Doris dropped onto my bed with a deep sigh.
“Any news?” I asked her.
“Not really. But David spoke with Baldur.”
“Oh? What did he say?”
“I don’t know. The call was private.”
“Is that strange?” I asked, and she shrugged. Were David and Baldur allies? That wouldn’t be so surprising, and I actually could imagine them forging evil plans to take over the world. Baldur was mean enough, and
the cousin
was ambitious enough; they would make a perfect evil duo.
With another sigh, Doris fished an iPod out of her pocket.
“Could you find me that Massive Attack song?”
“You mean the Nika n’ Belun song?” she teased, shuffling through her music.
When I heard the first beats, a warm feeling overwhelmed me. Warm as all the nice moments I had spent with him
. Would I ever see him again? Was he thinking of me even a little bit?

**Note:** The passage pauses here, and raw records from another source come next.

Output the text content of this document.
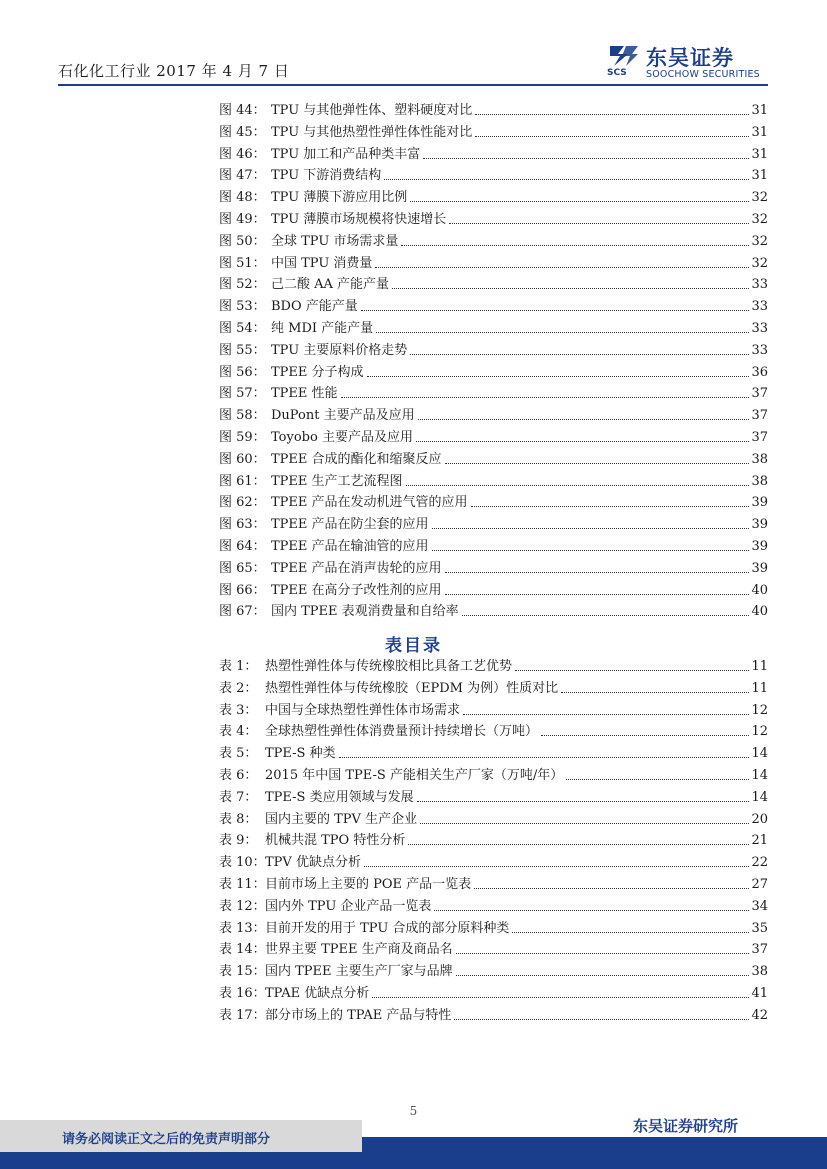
石化化工行业 2017 年 4 月 7 日	SCS
东吴证券
SOOCHOW SECURITIES
图 44： TPU 与其他弹性体、塑料硬度对比	31
图 45： TPU 与其他热塑性弹性体性能对比	31
图 46： TPU 加工和产品种类丰富	31
图 47： TPU 下游消费结构	31
图 48： TPU 薄膜下游应用比例	32
图 49： TPU 薄膜市场规模将快速增长	32
图 50： 全球 TPU 市场需求量	32
图 51： 中国 TPU 消费量	32
图 52： 己二酸 AA 产能产量	33
图 53： BDO 产能产量	33
图 54： 纯 MDI 产能产量	33
图 55： TPU 主要原料价格走势	33
图 56： TPEE 分子构成	36
图 57： TPEE 性能	37
图 58： DuPont 主要产品及应用	37
图 59： Toyobo 主要产品及应用	37
图 60： TPEE 合成的酯化和缩聚反应	38
图 61： TPEE 生产工艺流程图	38
图 62： TPEE 产品在发动机进气管的应用	39
图 63： TPEE 产品在防尘套的应用	39
图 64： TPEE 产品在输油管的应用	39
图 65： TPEE 产品在消声齿轮的应用	39
图 66： TPEE 在高分子改性剂的应用	40
图 67： 国内 TPEE 表观消费量和自给率	40
表目录
表 1： 热塑性弹性体与传统橡胶相比具备工艺优势	11
表 2： 热塑性弹性体与传统橡胶（EPDM 为例）性质对比	11
表 3： 中国与全球热塑性弹性体市场需求	12
表 4： 全球热塑性弹性体消费量预计持续增长（万吨）	12
表 5： TPE-S 种类	14
表 6： 2015 年中国 TPE-S 产能相关生产厂家（万吨/年）	14
表 7： TPE-S 类应用领域与发展	14
表 8： 国内主要的 TPV 生产企业	20
表 9： 机械共混 TPO 特性分析	21
表 10： TPV 优缺点分析	22
表 11： 目前市场上主要的 POE 产品一览表	27
表 12： 国内外 TPU 企业产品一览表	34
表 13： 目前开发的用于 TPU 合成的部分原料种类	35
表 14： 世界主要 TPEE 生产商及商品名	37
表 15： 国内 TPEE 主要生产厂家与品牌	38
表 16： TPAE 优缺点分析	41
表 17： 部分市场上的 TPAE 产品与特性	42
5
请务必阅读正文之后的免责声明部分
东吴证券研究所
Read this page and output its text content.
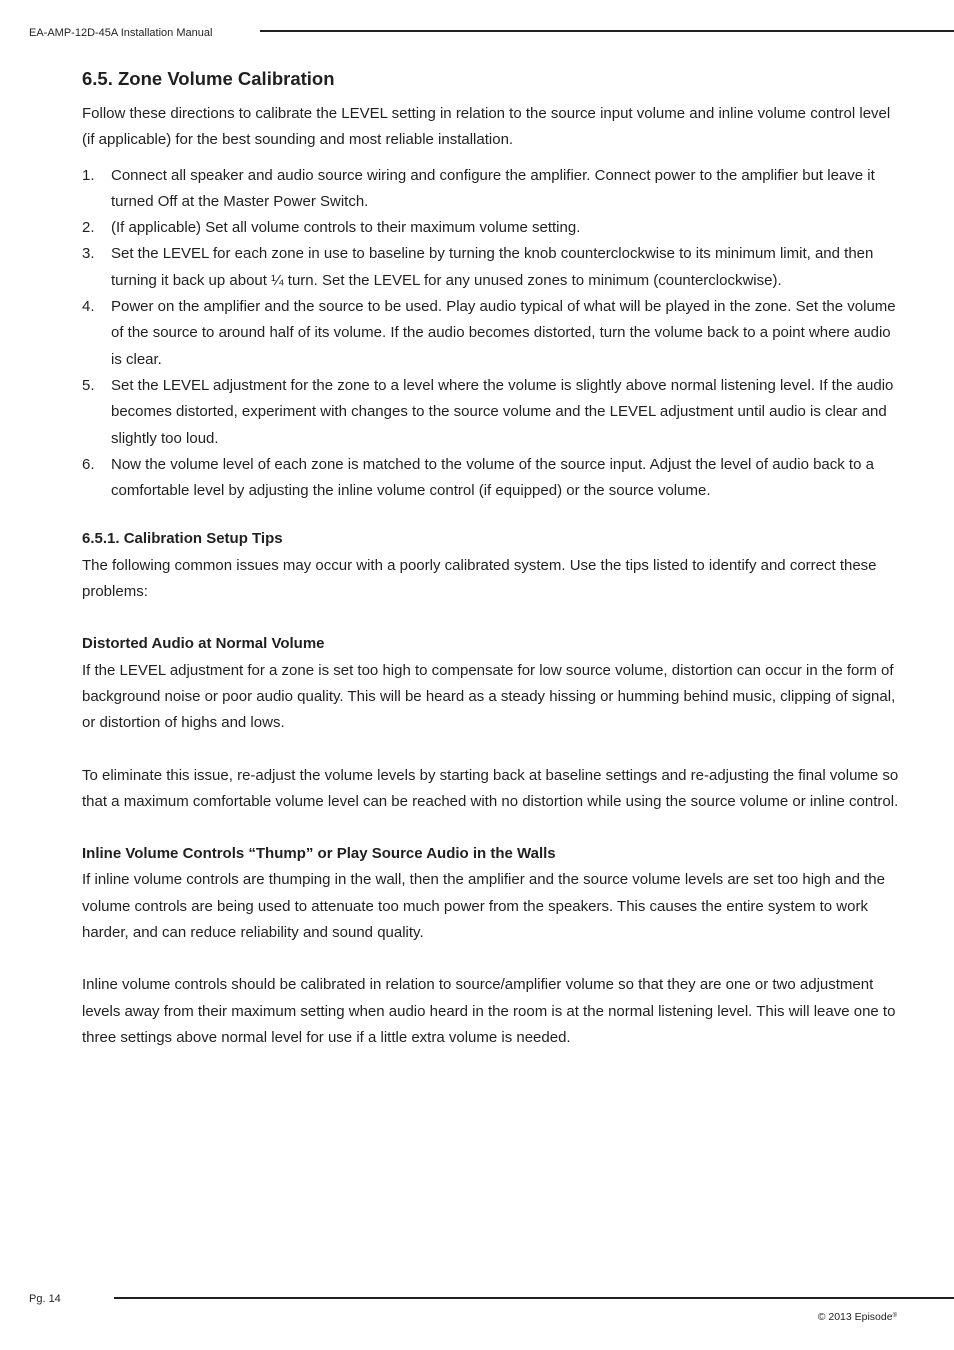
EA-AMP-12D-45A Installation Manual
6.5. Zone Volume Calibration

Follow these directions to calibrate the LEVEL setting in relation to the source input volume and inline volume control level (if applicable) for the best sounding and most reliable installation.

1. Connect all speaker and audio source wiring and configure the amplifier. Connect power to the amplifier but leave it turned Off at the Master Power Switch.
2. (If applicable) Set all volume controls to their maximum volume setting.
3. Set the LEVEL for each zone in use to baseline by turning the knob counterclockwise to its minimum limit, and then turning it back up about ¼ turn. Set the LEVEL for any unused zones to minimum (counterclockwise).
4. Power on the amplifier and the source to be used. Play audio typical of what will be played in the zone. Set the volume of the source to around half of its volume. If the audio becomes distorted, turn the volume back to a point where audio is clear.
5. Set the LEVEL adjustment for the zone to a level where the volume is slightly above normal listening level. If the audio becomes distorted, experiment with changes to the source volume and the LEVEL adjustment until audio is clear and slightly too loud.
6. Now the volume level of each zone is matched to the volume of the source input. Adjust the level of audio back to a comfortable level by adjusting the inline volume control (if equipped) or the source volume.
6.5.1. Calibration Setup Tips

The following common issues may occur with a poorly calibrated system. Use the tips listed to identify and correct these problems:

Distorted Audio at Normal Volume

If the LEVEL adjustment for a zone is set too high to compensate for low source volume, distortion can occur in the form of background noise or poor audio quality. This will be heard as a steady hissing or humming behind music, clipping of signal, or distortion of highs and lows.

To eliminate this issue, re-adjust the volume levels by starting back at baseline settings and re-adjusting the final volume so that a maximum comfortable volume level can be reached with no distortion while using the source volume or inline control.

Inline Volume Controls “Thump” or Play Source Audio in the Walls

If inline volume controls are thumping in the wall, then the amplifier and the source volume levels are set too high and the volume controls are being used to attenuate too much power from the speakers. This causes the entire system to work harder, and can reduce reliability and sound quality.

Inline volume controls should be calibrated in relation to source/amplifier volume so that they are one or two adjustment levels away from their maximum setting when audio heard in the room is at the normal listening level. This will leave one to three settings above normal level for use if a little extra volume is needed.

Pg. 14
© 2013 Episode®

My hand found its way to the figurine that was still in my pocket. It was real. I closed my eyes, listening to the sounds of us dancing that night.
Chapter 26
The Escape
Later that day, the memory of the pain still echoed through my body. I strongly hoped that it was a one-time thing—whatever it was. Bad food, bad host, bad day—you name it. I pulled my clothes out of the closet and started packing my travel bag. Tomorrow we would return to Tromsø, and I was still unsure of my destiny at that place. I was taking my jacket off of a hanger, when my phone rang.
“They’ve escaped!!”
“Hello?”
“Nika, can you hear me?! The Vocati—they’ve all escaped!!” Blake’s voice was barely audible among all the noise behind him.